Index files (.idx) are cached locally under object_storage_cache_path.
Binary data files (.bin) are streamed on-demand in 256 MB chunks, avoiding the need to download entire files.
Set --no-mmap-bin-files since memory-mapping doesn’t apply to object storage.
Ensure the index-cache path is visible wherever the later dataset construction will run.

Scaling Characteristics#

Aspect	Behavior	Why it works
Cross-rank contention	None after init	All index files are read-only; `numpy.memmap` uses OS page cache with no locking
Sampling determinism	All ranks produce the same permutation	Shared `numpy.random.RandomState(seed)` with epoch-based seed variation
Data-parallel sharding	Each DP rank gets a disjoint subset of samples	No overlap during training; assignment happens in the sampler rather than via extra dataset coordination
Index broadcast	Via shared filesystem, not collectives	Rank 0 writes `.npy` files; other ranks read them.

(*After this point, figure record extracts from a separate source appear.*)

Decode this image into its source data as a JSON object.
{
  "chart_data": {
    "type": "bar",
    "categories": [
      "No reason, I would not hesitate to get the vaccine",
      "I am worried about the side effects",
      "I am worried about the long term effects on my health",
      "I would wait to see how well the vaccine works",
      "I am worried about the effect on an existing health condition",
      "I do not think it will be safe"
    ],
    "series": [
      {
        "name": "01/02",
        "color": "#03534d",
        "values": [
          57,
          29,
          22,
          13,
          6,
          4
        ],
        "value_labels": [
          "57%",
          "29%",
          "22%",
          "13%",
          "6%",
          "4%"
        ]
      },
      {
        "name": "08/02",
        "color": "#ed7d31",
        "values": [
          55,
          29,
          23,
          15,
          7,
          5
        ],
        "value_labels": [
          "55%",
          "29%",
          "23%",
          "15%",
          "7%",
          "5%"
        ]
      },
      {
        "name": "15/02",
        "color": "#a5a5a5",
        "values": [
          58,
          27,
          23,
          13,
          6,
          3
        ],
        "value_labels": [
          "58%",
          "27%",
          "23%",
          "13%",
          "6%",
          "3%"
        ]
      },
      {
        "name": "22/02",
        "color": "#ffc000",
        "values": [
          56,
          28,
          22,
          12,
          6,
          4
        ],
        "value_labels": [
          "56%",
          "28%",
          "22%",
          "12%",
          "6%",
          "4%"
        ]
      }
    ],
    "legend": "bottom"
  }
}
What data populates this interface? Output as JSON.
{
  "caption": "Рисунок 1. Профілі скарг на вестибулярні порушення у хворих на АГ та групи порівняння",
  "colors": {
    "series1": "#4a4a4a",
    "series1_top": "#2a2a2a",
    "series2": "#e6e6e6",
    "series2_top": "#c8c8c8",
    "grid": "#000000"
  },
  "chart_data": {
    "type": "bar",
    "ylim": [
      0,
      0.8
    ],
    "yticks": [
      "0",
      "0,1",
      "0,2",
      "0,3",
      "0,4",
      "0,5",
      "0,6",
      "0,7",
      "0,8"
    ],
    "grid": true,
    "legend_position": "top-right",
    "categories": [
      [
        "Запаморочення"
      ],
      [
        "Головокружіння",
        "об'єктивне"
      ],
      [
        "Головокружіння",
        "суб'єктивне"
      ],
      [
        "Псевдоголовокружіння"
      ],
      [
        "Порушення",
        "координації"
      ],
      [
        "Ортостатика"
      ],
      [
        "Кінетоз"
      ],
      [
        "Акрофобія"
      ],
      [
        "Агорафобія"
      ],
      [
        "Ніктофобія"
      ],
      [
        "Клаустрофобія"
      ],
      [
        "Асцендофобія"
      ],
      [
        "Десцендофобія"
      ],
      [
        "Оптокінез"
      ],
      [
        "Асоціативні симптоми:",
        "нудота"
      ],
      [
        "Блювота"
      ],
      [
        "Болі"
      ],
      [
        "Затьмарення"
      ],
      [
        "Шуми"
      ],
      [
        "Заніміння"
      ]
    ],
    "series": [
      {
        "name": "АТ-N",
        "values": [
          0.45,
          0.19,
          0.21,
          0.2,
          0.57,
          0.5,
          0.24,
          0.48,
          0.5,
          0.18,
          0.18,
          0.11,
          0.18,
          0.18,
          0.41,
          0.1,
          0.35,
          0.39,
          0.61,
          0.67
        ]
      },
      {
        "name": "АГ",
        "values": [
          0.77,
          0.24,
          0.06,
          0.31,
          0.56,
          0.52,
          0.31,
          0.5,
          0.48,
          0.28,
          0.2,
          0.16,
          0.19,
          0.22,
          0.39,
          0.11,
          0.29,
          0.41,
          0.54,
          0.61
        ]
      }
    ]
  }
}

No explicit `torch.distributed.broadcast`

Troubleshooting#

Symptom: Training hangs at startup for minutes

Likely cause: Rank 0 is building indices while all other ranks wait at the barrier.
Fix: Pre-build the cache with tools/prepare_cache.py and enable --dataloader-fast-cache-load.

Symptom: Spike in I/O at training start, then normal

Likely cause: All ranks simultaneously memory-mapping index files after the barrier.
Fix: Enable --dataloader-defer-npy-index-mmap to overlap index loading with training.

Symptom: Slow data loading during training (not just startup)

Run with --mock-data to confirm the dataloader is the bottleneck.
If startup, not steady-state throughput, is the main issue, try --dataloader-defer-npy-index-mmap.
If you are blending many dataset prefixes, try --per-dataset-sequences-path.
Test with --no-mmap-bin-files – the optimal setting depends on your filesystem.